Saint Stanislaus church () is a Roman Catholic Church (RCC) in Chortkiv of the Chortkiv urban hromada of the Chortkiv Raion of the Ternopil Oblast.

History 
On February 22, 1610, the Rus' voivode and owner of the town Stanislav Holskyi brought to Chortkiv oo. Dominicans and founded a church and monastery for them. The first church was built together with the monastery. Dominicans in 1619. After his death, the founder was buried in the crypt of the church. The temple was visited by Polish kings, including Jan II Casimir (in 1663) or Jan III Sobieski (in 1673).

The church of the 18th century turned out to be too small for parishioners, so at the turn of the 19th/20th century it was decided to build a new (current) church in its place (after dismantling the old one). Construction was completed in 1918. It is made in the Gothic style "Vistula" designed by Polish architect Jan Sas Zubrzycki. The authors of the figures of saints were Czeslaw Stovp and Damian Stankievych.

In 1941, Soviet troops, fleeing to the east, set fire to the church and monastery, destroying the building.

After the end of World War II and the departure of Poles from the local lands, the Soviet authorities closed the church and set up a fertilizer warehouse, and valuable Dresden organs inside were destroyed (later the Dresden authorities wanted to buy them back, but it was too late). The church was handed over to the Dominican Fathers in a ruined state in 1989. The first pastor (after the Second World War) was Father Reginald Vyshnevskyi from Chortkiv.

Until the end of the Second World War, the church kept a painting of the Chortkiv Mother of God (Rosary), which was presented to the Dominicans in the XVII century by King Jan Casimir. It was saved from destruction by former Polish parishioners, who forcibly moved the painting to the new borders of Poland, and in the 1980s placed it in the Warsaw church. street Jacek, where he remains to this day. Today, a crowned copy of the painting is kept in the church in Chortkiv.

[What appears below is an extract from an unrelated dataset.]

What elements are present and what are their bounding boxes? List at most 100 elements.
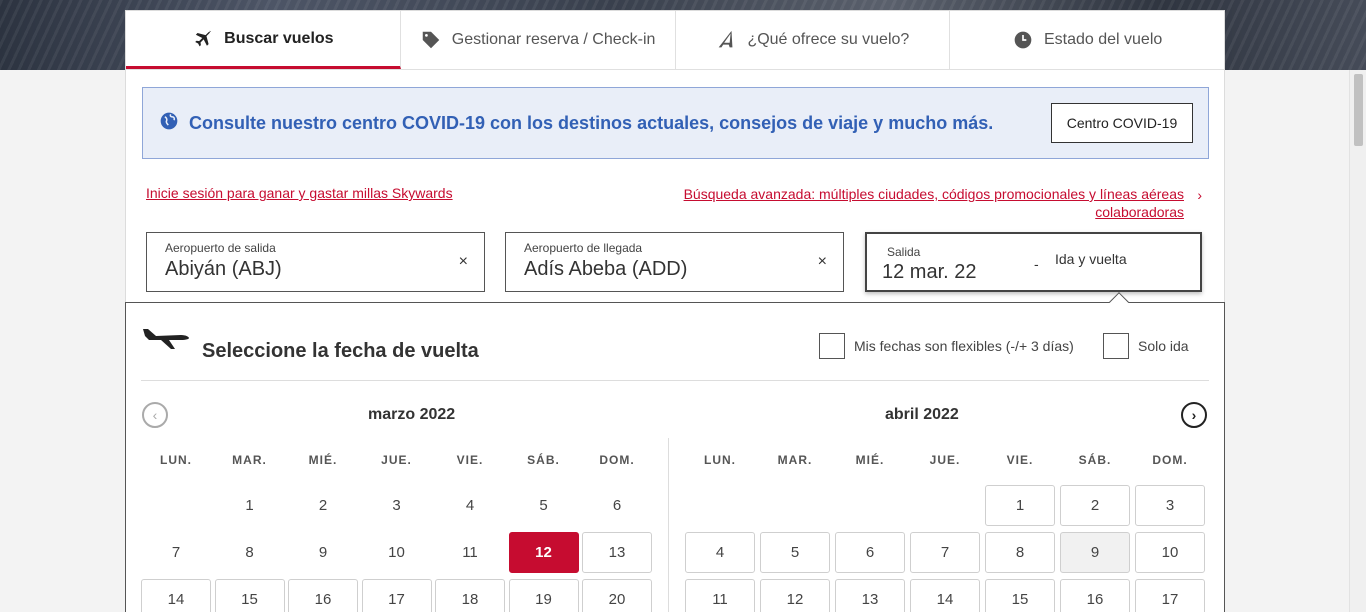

In 2019, at the 40-meter height of the tower of the Saint Stanislaus church in Chortkiv, archaeologist, researcher of fortifications and antiquities Volodymyr Dobrianskyi discovered a detonator of a shrapnel projectile, according to its flight trajectory determined that the 1st, 3rd, 4th and 7th cannon regiments (64 guns) under the command of Ataman Kirill Karas during the Chortkiv offensive (June 7–28, 1919) were stationed in the woods west of the village of Shmankivtsi in the Chortkiv district.